Inhoud
Saccharomyces cerevisiae is een eencellige schimmel die bekend staat als gist. Dit soort gist wordt gebruikt om brood van te maken en is ook belangrijk in de bierindustrie. Het heeft echter unieke eigenschappen die het ook ideaal maken voor het bestuderen van DNA-schade en -herstel.

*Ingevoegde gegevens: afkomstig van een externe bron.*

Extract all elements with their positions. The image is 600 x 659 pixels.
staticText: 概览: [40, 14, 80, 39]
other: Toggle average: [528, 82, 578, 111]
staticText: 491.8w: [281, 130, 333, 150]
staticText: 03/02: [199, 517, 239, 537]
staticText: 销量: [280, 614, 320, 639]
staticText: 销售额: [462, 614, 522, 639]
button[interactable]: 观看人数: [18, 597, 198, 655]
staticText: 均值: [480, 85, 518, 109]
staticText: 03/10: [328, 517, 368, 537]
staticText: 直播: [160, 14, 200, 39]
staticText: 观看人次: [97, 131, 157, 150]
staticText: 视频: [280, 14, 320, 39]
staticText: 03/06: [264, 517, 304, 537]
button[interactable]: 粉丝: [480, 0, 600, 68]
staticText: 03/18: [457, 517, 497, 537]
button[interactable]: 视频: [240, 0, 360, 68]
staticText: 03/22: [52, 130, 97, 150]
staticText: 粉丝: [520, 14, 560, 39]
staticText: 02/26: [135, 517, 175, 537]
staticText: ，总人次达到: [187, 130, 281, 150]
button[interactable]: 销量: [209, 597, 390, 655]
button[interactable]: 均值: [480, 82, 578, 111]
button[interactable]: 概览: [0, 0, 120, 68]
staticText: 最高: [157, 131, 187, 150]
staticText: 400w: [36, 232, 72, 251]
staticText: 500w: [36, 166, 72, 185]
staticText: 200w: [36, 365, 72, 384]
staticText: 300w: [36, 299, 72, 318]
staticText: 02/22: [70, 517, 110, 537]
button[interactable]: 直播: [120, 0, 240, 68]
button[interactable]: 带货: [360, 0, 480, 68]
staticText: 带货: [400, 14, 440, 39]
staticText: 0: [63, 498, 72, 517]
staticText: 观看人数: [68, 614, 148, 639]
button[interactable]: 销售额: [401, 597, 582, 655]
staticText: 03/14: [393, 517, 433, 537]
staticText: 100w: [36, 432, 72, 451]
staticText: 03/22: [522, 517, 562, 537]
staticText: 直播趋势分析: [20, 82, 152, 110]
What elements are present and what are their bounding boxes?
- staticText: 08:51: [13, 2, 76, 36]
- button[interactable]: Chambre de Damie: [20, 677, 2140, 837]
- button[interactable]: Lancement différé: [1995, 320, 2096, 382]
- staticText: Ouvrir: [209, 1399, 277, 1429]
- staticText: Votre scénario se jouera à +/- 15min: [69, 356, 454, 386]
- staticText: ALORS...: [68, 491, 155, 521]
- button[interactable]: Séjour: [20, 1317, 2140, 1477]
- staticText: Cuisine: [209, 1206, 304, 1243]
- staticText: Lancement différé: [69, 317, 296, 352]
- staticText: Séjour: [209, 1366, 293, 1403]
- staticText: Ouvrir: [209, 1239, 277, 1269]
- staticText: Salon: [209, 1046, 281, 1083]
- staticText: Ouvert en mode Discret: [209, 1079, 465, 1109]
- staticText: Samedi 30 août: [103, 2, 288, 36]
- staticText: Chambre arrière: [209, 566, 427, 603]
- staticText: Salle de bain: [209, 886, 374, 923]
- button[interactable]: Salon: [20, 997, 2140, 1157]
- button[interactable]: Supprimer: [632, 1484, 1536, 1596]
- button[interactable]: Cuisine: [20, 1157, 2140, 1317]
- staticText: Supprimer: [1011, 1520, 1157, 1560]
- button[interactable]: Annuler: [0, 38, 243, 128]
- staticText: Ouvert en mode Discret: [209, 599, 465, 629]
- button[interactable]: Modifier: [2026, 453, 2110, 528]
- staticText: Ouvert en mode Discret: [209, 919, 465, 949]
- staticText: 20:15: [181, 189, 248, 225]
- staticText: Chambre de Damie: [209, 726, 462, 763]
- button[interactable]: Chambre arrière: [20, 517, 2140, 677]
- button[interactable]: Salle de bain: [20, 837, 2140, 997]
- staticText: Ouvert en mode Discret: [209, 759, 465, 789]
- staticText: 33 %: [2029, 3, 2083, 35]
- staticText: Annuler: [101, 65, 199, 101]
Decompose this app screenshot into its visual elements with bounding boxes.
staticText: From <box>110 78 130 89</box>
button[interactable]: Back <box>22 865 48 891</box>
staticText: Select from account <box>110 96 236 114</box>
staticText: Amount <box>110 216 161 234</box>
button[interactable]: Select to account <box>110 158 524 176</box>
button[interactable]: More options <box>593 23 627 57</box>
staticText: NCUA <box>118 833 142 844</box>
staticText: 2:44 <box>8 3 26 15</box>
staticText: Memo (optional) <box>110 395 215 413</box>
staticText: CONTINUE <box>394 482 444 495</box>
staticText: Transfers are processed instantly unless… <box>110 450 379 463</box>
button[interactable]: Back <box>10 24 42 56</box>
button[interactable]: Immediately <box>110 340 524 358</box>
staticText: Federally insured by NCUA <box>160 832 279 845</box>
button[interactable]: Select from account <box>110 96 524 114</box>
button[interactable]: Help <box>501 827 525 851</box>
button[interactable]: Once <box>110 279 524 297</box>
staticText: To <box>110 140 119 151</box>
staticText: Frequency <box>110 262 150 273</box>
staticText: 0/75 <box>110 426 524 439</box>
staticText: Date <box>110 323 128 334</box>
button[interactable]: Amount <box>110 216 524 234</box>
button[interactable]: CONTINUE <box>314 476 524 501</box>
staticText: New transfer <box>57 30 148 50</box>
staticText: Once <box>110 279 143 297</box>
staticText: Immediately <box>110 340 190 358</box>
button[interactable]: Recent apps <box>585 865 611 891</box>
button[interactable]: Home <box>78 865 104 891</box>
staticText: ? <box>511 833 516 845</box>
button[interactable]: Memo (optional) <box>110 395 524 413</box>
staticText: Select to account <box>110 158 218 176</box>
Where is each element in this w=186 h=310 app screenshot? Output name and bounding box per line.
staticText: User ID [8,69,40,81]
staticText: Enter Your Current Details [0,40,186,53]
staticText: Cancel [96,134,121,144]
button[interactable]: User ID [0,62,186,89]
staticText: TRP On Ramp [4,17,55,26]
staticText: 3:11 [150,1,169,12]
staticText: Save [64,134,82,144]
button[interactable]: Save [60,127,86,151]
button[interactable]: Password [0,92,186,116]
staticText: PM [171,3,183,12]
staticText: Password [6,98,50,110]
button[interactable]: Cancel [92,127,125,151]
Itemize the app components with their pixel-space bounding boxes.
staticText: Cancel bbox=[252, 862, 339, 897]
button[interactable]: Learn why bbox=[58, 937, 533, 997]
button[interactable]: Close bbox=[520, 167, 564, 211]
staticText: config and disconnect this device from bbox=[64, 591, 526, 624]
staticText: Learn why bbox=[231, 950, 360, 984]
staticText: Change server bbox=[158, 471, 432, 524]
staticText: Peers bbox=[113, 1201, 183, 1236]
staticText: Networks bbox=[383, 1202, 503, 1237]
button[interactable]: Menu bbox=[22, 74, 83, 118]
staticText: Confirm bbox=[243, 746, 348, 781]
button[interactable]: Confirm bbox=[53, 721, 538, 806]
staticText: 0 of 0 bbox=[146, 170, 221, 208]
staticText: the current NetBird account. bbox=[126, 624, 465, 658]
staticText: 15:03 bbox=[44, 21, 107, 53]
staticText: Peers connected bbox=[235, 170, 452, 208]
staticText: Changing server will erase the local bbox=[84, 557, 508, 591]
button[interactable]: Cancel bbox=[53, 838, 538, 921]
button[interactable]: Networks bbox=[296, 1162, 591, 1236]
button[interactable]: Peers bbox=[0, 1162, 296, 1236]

Zijn levenscyclus verschilt van die van veel andere soorten gisten en omvat zowel aseksuele als seksuele voortplanting.
Celtypes
Saccharomycles cerevisiae kan bestaan als een haploïde cel, die de helft van het normale aantal chromosomen bevat (in dit geval bevat de haploïde cel 17 chromosomen). Twee haploïde cellen kunnen samenkomen om diploïde cellen te vormen. Het derde type cel, bekend als walging of sporen, wordt gevormd door het proces van meiose.
Proliferatie
Saccharomyces cerevisiae reproduceert via een aseksueel proces dat bekend staat als ontluiken. Tijdens het ontluiken kan de haploïde "moedercel" twee kleinere cellen produceren die moeten groeien voordat ze kunnen ontluiken. Deze proliferatie van cellen of ontluiken zal niet optreden als er niet genoeg voedingsstoffen zijn, of als er andere gistcellen beschikbaar zijn om te paren.
Paring
Saccharomyces cerevisiae bestaat als twee soorten haploïde cellen: a en α. Deze twee soorten cellen paren samen om een diploïde cel met een kern te vormen. Om copulatie te bevorderen, produceert elke cel feromonen die het ontluikende proces stoppen en de celgroei remmen, zodat elke cel slechts één kopie van elk chromosoom heeft, wat resulteert in het diploïde paringsproduct.
Sporulatie en meiose
Meiose is een proces van seksuele voortplanting waarbij een cel zich in vieren splitst, elk bekend als een spore. Diploïde cellen gevormd door paring kunnen meiose ondergaan wanneer ze stikstof en koolstof nodig hebben. De vier sporen worden bij elkaar gehouden door de walgelijke muur. Wanneer de wand krimpt, komen er individuele sporen of haploïde cellen vrij.
Kieming
Kieming is het proces waarbij een inactieve of ondeelbare sporen begint te groeien. Kieming begint wanneer er een overvloed aan voedingsstoffen is. Wanneer de sporen groeien, kunnen ze het proces van paren of ontluiken beginnen, alleen afhankelijk van omgevingsfactoren.